Common Health Issues
Metabolic Bone Disease
As we mentioned earlier, MBD is a life-threatening condition that affects many captive reptiles, including the Dragon Agama. The best way to prevent the onset of this disease is by dusting your pet’s food with calcium powder and ensuring your pet gets the vitamin D3 it needs through the lighting.
Most Dragon Agama can live ten years or more in captivity with few trips to the vet.
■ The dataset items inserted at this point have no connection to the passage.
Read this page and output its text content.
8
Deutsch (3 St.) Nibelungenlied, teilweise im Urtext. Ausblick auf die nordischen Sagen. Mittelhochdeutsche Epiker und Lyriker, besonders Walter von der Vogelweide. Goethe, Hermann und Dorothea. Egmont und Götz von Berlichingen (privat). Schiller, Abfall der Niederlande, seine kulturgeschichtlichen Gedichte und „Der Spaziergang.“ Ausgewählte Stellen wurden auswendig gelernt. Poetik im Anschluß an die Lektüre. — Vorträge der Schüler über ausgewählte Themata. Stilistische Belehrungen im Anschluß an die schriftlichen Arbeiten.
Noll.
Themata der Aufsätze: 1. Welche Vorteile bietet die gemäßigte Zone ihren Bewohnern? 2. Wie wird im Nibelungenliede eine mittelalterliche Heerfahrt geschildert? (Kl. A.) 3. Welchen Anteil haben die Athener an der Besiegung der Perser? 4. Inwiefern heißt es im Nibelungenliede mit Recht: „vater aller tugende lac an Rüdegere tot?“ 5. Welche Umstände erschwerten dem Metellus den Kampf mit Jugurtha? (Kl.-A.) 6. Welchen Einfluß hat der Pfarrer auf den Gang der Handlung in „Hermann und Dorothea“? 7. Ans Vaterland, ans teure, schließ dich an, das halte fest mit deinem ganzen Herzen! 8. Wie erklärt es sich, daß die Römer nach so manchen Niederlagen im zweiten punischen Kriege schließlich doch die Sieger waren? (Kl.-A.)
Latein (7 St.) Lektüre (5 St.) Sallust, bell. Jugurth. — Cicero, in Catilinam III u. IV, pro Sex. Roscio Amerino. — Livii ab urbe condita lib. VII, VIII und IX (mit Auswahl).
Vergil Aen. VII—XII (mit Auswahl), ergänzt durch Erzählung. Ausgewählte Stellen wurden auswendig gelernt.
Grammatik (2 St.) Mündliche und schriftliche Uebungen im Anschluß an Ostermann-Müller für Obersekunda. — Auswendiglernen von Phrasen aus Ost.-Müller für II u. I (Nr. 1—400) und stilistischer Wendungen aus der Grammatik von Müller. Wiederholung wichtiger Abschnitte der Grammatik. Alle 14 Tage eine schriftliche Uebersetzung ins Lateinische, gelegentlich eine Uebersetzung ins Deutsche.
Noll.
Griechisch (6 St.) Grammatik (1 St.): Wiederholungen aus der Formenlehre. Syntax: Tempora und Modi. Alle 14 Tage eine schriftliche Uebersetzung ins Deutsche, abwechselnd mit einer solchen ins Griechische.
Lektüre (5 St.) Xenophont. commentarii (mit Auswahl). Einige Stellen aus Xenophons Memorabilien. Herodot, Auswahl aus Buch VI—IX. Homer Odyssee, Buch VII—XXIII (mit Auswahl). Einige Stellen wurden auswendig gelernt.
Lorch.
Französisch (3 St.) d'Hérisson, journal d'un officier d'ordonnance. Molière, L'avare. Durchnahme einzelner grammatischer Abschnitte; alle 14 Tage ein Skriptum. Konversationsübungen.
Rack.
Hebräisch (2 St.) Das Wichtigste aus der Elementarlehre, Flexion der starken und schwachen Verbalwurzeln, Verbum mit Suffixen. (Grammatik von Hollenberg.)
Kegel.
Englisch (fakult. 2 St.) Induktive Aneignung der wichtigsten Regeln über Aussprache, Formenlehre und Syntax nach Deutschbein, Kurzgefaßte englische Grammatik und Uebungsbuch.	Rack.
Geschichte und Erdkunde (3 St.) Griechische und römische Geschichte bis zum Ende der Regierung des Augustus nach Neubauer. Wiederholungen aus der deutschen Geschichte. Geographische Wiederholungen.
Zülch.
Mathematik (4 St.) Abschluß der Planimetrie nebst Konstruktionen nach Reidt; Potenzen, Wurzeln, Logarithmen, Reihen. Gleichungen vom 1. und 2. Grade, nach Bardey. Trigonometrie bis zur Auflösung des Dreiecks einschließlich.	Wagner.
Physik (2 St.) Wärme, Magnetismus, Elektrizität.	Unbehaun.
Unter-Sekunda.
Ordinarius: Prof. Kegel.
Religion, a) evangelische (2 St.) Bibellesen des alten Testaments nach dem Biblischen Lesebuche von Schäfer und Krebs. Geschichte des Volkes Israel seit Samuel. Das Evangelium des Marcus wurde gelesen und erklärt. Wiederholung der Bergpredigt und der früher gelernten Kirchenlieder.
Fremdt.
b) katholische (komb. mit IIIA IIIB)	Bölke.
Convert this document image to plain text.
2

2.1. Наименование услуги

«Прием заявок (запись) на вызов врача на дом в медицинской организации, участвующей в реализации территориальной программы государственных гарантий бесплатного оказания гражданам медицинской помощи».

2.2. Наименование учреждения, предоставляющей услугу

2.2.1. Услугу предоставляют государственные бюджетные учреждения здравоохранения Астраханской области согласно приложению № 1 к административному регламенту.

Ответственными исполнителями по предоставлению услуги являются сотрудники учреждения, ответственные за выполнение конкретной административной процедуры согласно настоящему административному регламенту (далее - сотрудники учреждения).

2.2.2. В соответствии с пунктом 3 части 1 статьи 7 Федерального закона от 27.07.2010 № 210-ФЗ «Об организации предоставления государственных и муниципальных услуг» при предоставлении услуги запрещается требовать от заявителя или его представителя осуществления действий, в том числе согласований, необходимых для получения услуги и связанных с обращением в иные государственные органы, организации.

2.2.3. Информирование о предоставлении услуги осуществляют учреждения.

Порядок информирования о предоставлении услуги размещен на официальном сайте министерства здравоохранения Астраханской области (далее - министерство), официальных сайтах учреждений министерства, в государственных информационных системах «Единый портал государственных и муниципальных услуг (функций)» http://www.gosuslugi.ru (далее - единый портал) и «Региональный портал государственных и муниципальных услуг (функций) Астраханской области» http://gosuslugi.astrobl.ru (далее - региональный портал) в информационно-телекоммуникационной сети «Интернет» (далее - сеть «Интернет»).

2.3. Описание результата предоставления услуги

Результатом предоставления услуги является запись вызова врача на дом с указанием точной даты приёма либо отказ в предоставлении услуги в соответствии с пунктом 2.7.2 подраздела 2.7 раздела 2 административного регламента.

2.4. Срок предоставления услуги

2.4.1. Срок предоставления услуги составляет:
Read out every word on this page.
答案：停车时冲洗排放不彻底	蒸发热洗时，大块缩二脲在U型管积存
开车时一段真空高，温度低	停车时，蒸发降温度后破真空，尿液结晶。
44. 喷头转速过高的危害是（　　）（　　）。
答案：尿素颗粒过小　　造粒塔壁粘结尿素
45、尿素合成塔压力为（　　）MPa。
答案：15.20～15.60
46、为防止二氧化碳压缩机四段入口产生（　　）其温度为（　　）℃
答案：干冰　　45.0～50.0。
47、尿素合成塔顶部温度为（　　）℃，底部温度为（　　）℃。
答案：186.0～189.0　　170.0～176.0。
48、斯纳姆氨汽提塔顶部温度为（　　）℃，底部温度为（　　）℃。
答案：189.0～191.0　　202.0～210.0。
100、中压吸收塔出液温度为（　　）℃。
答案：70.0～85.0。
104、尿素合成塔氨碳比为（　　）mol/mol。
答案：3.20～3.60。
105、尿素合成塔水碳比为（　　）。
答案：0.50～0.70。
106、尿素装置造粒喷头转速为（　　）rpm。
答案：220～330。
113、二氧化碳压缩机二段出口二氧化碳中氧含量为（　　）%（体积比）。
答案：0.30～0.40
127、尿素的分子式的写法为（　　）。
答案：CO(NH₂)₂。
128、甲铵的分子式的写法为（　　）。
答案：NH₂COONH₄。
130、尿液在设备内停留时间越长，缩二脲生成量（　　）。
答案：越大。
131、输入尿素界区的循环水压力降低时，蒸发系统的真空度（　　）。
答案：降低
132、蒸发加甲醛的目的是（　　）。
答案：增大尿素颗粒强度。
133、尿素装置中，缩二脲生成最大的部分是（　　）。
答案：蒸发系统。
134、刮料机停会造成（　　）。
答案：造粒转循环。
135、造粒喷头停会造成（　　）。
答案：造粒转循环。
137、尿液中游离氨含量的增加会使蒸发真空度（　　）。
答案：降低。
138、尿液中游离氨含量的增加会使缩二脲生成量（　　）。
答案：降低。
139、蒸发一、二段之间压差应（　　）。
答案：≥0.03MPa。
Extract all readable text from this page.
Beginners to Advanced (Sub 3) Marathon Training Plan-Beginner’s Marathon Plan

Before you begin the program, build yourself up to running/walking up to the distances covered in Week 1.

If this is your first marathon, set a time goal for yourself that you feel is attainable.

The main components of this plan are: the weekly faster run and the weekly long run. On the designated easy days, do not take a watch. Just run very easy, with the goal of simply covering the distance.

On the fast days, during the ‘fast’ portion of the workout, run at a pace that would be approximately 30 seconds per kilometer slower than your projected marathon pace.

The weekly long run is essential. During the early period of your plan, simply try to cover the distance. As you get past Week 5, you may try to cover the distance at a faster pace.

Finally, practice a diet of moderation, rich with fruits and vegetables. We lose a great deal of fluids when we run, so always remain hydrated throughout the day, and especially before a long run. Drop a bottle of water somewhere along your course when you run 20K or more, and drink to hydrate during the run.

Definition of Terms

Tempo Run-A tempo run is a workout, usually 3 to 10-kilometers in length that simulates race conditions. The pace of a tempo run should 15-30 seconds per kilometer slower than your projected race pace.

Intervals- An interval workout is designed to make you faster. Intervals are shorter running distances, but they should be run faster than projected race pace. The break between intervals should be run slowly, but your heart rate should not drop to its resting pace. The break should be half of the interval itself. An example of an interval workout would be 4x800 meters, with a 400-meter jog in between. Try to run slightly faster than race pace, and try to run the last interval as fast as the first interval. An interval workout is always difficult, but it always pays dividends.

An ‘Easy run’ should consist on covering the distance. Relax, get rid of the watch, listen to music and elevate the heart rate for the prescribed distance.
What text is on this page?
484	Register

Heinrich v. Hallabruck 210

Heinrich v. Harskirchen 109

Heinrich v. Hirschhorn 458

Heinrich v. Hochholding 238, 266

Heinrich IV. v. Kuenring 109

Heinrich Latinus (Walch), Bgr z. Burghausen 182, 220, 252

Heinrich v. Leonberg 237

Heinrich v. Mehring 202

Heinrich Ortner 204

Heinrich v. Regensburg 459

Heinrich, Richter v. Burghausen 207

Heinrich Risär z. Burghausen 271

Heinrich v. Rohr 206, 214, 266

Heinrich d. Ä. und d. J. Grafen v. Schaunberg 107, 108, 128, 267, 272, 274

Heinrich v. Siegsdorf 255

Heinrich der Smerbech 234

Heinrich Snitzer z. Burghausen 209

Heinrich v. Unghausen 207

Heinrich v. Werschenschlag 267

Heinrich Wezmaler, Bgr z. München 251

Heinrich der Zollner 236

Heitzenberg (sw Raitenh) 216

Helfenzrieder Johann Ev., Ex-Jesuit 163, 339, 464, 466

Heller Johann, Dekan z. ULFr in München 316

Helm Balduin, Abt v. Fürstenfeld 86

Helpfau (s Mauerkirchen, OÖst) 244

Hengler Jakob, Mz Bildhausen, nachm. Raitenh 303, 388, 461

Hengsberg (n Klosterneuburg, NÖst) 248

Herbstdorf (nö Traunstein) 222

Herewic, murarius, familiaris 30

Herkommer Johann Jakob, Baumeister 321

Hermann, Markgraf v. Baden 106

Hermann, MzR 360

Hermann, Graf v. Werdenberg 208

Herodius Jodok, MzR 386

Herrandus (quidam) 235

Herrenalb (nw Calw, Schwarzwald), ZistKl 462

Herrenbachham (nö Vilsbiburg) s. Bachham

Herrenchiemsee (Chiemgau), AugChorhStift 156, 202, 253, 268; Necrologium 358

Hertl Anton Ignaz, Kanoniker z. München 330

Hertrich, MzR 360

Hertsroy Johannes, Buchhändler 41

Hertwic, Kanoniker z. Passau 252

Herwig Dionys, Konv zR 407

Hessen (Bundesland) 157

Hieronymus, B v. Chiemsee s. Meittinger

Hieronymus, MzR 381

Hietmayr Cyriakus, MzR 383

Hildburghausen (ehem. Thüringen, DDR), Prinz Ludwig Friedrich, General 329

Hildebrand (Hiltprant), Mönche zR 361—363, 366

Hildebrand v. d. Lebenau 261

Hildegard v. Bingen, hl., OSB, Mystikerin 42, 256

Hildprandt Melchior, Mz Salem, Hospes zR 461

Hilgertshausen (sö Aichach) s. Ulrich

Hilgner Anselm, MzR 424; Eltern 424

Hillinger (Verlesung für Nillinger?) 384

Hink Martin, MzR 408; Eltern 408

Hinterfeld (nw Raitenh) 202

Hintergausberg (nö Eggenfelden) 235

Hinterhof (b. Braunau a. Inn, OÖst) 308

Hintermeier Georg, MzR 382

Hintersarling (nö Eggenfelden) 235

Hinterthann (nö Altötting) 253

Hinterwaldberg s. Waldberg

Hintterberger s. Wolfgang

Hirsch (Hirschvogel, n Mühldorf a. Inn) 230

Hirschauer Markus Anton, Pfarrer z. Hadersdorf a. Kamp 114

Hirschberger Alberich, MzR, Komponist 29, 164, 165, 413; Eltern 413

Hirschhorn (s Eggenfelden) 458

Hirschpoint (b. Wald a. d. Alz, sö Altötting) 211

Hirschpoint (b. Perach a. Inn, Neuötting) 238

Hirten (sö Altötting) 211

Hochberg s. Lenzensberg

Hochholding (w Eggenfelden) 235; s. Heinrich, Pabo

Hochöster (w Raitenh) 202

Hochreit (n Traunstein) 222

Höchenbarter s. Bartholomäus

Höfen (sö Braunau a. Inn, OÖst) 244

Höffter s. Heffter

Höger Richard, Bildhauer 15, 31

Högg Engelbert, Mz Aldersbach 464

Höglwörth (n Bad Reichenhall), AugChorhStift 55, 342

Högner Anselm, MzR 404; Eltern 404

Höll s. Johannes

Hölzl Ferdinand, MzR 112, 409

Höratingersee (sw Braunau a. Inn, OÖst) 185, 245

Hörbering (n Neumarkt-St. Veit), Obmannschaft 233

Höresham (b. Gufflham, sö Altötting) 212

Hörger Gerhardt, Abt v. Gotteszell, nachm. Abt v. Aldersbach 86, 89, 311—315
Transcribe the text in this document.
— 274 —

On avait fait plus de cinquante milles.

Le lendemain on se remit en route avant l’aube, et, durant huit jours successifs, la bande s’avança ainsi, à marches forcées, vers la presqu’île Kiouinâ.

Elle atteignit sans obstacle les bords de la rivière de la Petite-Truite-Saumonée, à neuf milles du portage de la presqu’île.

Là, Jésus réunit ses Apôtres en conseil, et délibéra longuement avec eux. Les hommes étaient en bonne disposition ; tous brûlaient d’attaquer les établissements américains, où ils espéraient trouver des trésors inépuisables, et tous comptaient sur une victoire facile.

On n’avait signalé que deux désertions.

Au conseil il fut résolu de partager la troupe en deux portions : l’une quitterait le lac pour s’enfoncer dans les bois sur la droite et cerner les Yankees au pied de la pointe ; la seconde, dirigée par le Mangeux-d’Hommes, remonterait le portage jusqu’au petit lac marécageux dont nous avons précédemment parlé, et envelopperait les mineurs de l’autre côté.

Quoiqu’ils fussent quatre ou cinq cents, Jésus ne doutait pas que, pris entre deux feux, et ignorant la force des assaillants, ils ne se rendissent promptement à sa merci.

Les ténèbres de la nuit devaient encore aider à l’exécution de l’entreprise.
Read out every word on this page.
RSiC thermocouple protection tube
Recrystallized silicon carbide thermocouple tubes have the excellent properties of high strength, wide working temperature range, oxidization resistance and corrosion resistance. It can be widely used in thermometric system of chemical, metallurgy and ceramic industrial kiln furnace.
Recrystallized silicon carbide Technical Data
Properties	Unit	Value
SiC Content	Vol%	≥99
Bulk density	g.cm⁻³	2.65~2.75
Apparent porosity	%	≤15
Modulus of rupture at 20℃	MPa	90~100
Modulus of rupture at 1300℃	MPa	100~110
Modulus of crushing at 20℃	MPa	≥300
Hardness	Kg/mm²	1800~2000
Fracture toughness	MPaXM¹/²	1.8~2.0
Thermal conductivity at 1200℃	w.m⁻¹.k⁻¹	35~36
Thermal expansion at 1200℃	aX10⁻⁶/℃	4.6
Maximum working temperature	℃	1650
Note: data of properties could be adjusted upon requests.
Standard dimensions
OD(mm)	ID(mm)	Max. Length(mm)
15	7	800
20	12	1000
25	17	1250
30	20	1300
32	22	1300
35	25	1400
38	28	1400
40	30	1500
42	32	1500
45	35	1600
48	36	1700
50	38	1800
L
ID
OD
A male and female Dragon Agama kept in a 40-gallon tank will mate at any time of the year. Once they mate, you can keep them in the same tank, and they will continue to produce offspring. Put a lay box into the habitat filled with soil and keep it moist, and the female will put her eggs there. The hatchlings will be about three inches long and will require the same care as adults.
Are Dragon Agama Friendly? Our Handling Advice
If you start training them early, the Dragon Agama can enjoy being held and will often allow you to carry them around outside the cage. However, each one has a unique personality, and, like people, some will prefer to be left alone. While it’s better to start when they are young, they are also more likely to bite early on but settle down with age. Start slowly, keep your hand open and inside the cage until it gt used to you. Keep the sessions short at first, but you can extend them later as your pet is more comfortable.
Shedding & Brumation: What to Expect
As long as you keep the temperature up, your pet will stay awake year-round, and there is no reason to cause it to enter brumation as we do with some snakes to allow it to breed. It will shed occasionally but shouldn’t have a problem as long as you keep the temperature high.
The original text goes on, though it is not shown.